The result is that the world order is being remade passively, through non-participation. African states, European states, India, China and others have reacted in about the same way to the US-Israel-Iran conflict, which is to hope not to be asked the question. This is not only about the US (or Israel): Iran is seeing how little its African initiatives are producing in a crisis. Leaders including India’s Narendra Modi and China’s Xi Jinping preferred to focus on things other than the massive conflict threatening their energy supplies. (Iran became a full member of the China-founded Shanghai Cooperation Organization, its ninth, in 2023 after 15 years of hard diplomatic effort.) The BRICS group — Iran has been a member since 2024 — has been stymied. At the same time, the EU’s foreign policy head, Kaja Kallas, said simply, “This is not Europe’s war.” NATO chief Mark Rutte has made a variety of statements that noticeably contradict each other.

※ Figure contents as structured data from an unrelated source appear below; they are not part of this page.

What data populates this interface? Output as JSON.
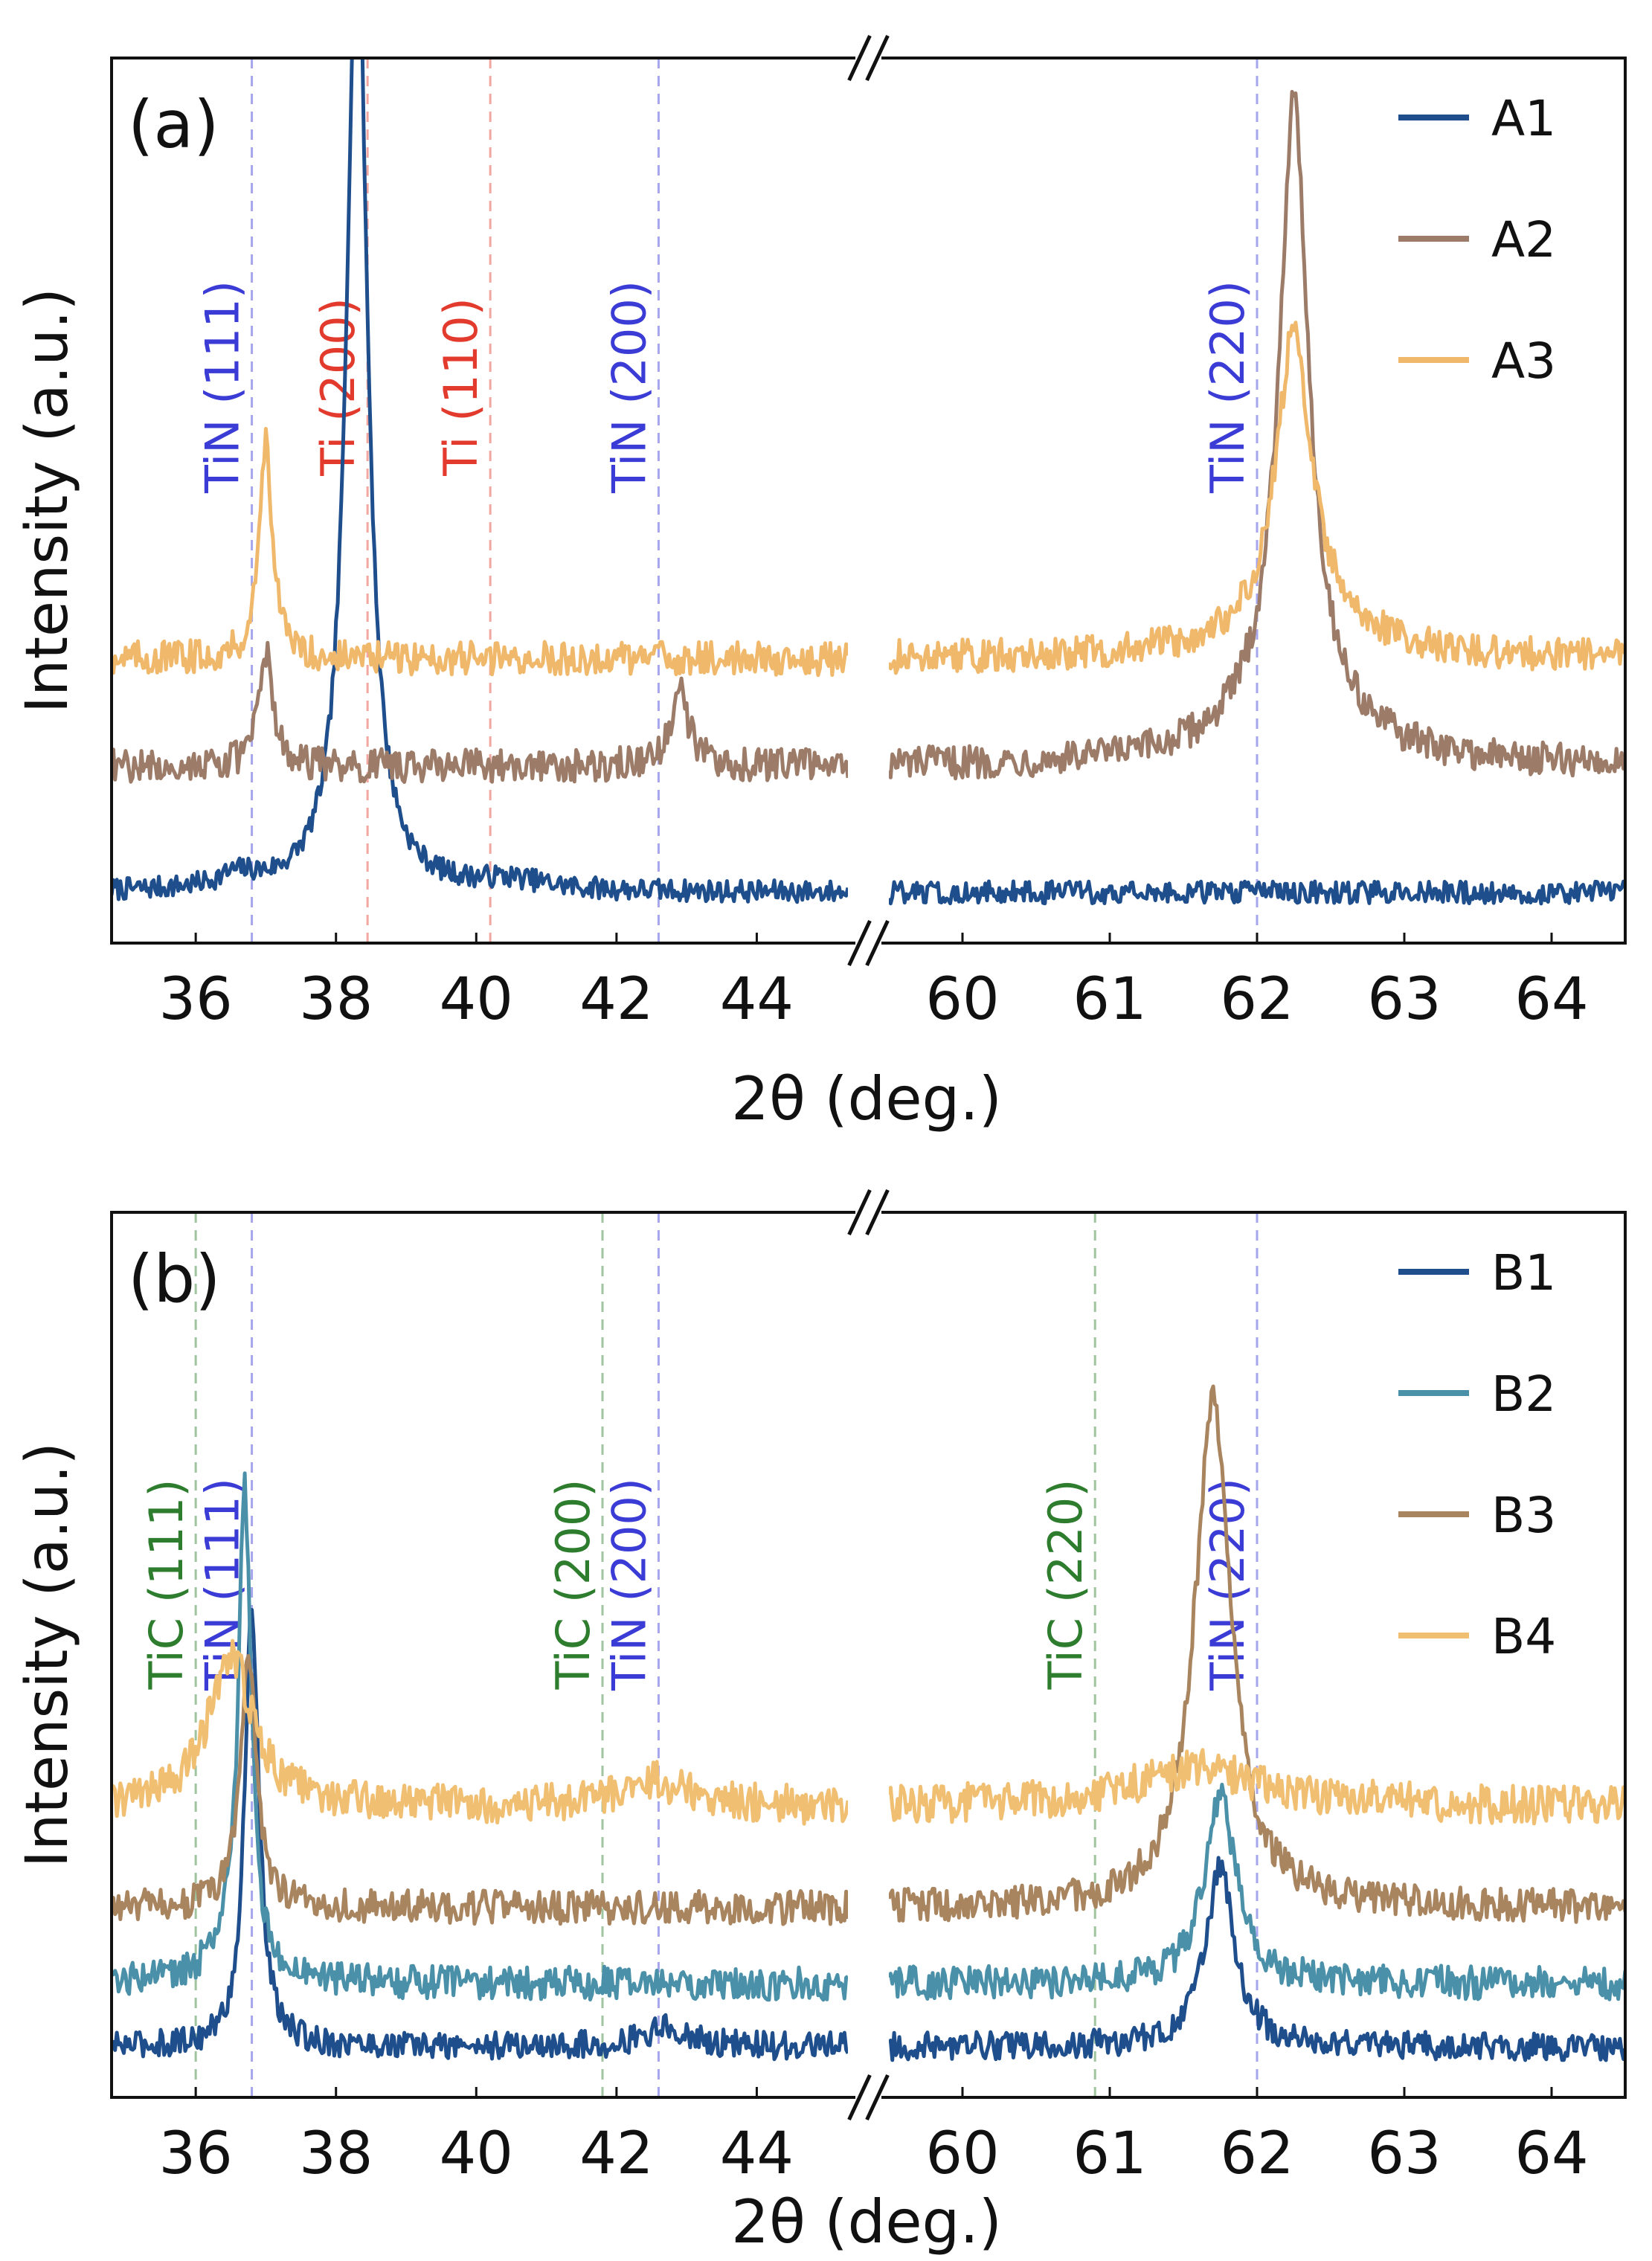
{
  "chart_data": [
    {
      "type": "line",
      "panel_label": "(a)",
      "xlabel": "2θ (deg.)",
      "ylabel": "Intensity (a.u.)",
      "broken_x_axis": true,
      "x_segments": [
        {
          "xlim": [
            34.8,
            45.3
          ],
          "ticks": [
            36,
            38,
            40,
            42,
            44
          ],
          "tick_labels": [
            "36",
            "38",
            "40",
            "42",
            "44"
          ]
        },
        {
          "xlim": [
            59.5,
            64.5
          ],
          "ticks": [
            60,
            61,
            62,
            63,
            64
          ],
          "tick_labels": [
            "60",
            "61",
            "62",
            "63",
            "64"
          ]
        }
      ],
      "ylim": [
        0,
        1.4
      ],
      "legend": {
        "position": "top-right"
      },
      "series": [
        {
          "name": "A1",
          "color": "#1f4e8c",
          "baseline": 0.08,
          "noise": 0.008,
          "peaks": [
            [
              38.3,
              1.55,
              0.18
            ],
            [
              36.6,
              0.02,
              0.35
            ],
            [
              40.5,
              0.015,
              0.6
            ]
          ]
        },
        {
          "name": "A2",
          "color": "#9c7c68",
          "baseline": 0.28,
          "noise": 0.012,
          "peaks": [
            [
              37.0,
              0.18,
              0.12
            ],
            [
              42.9,
              0.12,
              0.15
            ],
            [
              62.25,
              0.95,
              0.12
            ],
            [
              62.25,
              0.1,
              0.45
            ]
          ]
        },
        {
          "name": "A3",
          "color": "#f0b86a",
          "baseline": 0.45,
          "noise": 0.012,
          "peaks": [
            [
              37.0,
              0.35,
              0.11
            ],
            [
              62.25,
              0.46,
              0.14
            ],
            [
              62.3,
              0.06,
              0.5
            ]
          ]
        }
      ],
      "reference_lines": [
        {
          "x": 36.8,
          "label": "TiN (111)",
          "color": "#3b3bd6"
        },
        {
          "x": 38.45,
          "label": "Ti (200)",
          "color": "#e23b2e"
        },
        {
          "x": 40.2,
          "label": "Ti (110)",
          "color": "#e23b2e"
        },
        {
          "x": 42.6,
          "label": "TiN (200)",
          "color": "#3b3bd6"
        },
        {
          "x": 62.0,
          "label": "TiN (220)",
          "color": "#3b3bd6"
        }
      ]
    },
    {
      "type": "line",
      "panel_label": "(b)",
      "xlabel": "2θ (deg.)",
      "ylabel": "Intensity (a.u.)",
      "broken_x_axis": true,
      "x_segments": [
        {
          "xlim": [
            34.8,
            45.3
          ],
          "ticks": [
            36,
            38,
            40,
            42,
            44
          ],
          "tick_labels": [
            "36",
            "38",
            "40",
            "42",
            "44"
          ]
        },
        {
          "xlim": [
            59.5,
            64.5
          ],
          "ticks": [
            60,
            61,
            62,
            63,
            64
          ],
          "tick_labels": [
            "60",
            "61",
            "62",
            "63",
            "64"
          ]
        }
      ],
      "ylim": [
        0,
        1.4
      ],
      "legend": {
        "position": "top-right"
      },
      "series": [
        {
          "name": "B1",
          "color": "#1f4e8c",
          "baseline": 0.08,
          "noise": 0.01,
          "peaks": [
            [
              36.8,
              0.7,
              0.12
            ],
            [
              42.7,
              0.03,
              0.4
            ],
            [
              61.75,
              0.28,
              0.12
            ]
          ]
        },
        {
          "name": "B2",
          "color": "#4a90a8",
          "baseline": 0.18,
          "noise": 0.012,
          "peaks": [
            [
              36.7,
              0.75,
              0.11
            ],
            [
              36.5,
              0.04,
              0.4
            ],
            [
              61.75,
              0.3,
              0.13
            ]
          ]
        },
        {
          "name": "B3",
          "color": "#a8845f",
          "baseline": 0.3,
          "noise": 0.012,
          "peaks": [
            [
              36.75,
              0.4,
              0.14
            ],
            [
              61.7,
              0.8,
              0.15
            ]
          ]
        },
        {
          "name": "B4",
          "color": "#f0bf72",
          "baseline": 0.46,
          "noise": 0.014,
          "peaks": [
            [
              36.5,
              0.24,
              0.38
            ],
            [
              42.5,
              0.04,
              0.6
            ],
            [
              61.6,
              0.06,
              0.55
            ]
          ]
        }
      ],
      "reference_lines": [
        {
          "x": 36.0,
          "label": "TiC (111)",
          "color": "#2e7d2e"
        },
        {
          "x": 36.8,
          "label": "TiN (111)",
          "color": "#3b3bd6"
        },
        {
          "x": 41.8,
          "label": "TiC (200)",
          "color": "#2e7d2e"
        },
        {
          "x": 42.6,
          "label": "TiN (200)",
          "color": "#3b3bd6"
        },
        {
          "x": 60.9,
          "label": "TiC (220)",
          "color": "#2e7d2e"
        },
        {
          "x": 62.0,
          "label": "TiN (220)",
          "color": "#3b3bd6"
        }
      ]
    }
  ]
}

And so on. It is important to recognize the non-functioning of the BRICS and SCO alongside that of NATO, the EU and UN bodies. There is no world organization, sub-organization, leader or group of leaders able or willing to impose any kind of order. It is as much a crisis of the global South as of the global North or the West. The global South’s inability to speak up for one of its own is rooted in energy needs at least as much as in any hesitation to upset the White House. The industrialization and digitization of the poorer parts of the world have changed their international politics in so many ways. They have certainly changed the politics of energy.

The main result of the US-Israel-Iran conflict for investors is perhaps that any investment requiring stable electric power, which is of course most investments, has to include an assessment of energy sources and supply redundancies beyond what markets are able to price accurately. In particular, energy diversification away from petroleum — for national markets that lack their own petroleum supplies — is clearly necessary, without any reference at all to carbon-based climate change. The Trump administration made the burial of “green energy” a potent rallying call domestically, but US policies are having the opposite effect internationally. It isn’t simply about cars, trucks and planes. All AI and other Internet-related businesses, for example, require electrical power from some source, as does the manufacture of all their components.

Whatever the White House imagined at first to be the purpose of the Iran conflict, two striking effects have been the exposure of the weakness of all international groupings (Western or not) and the political-economic necessity for most markets of diversifying their energy sources.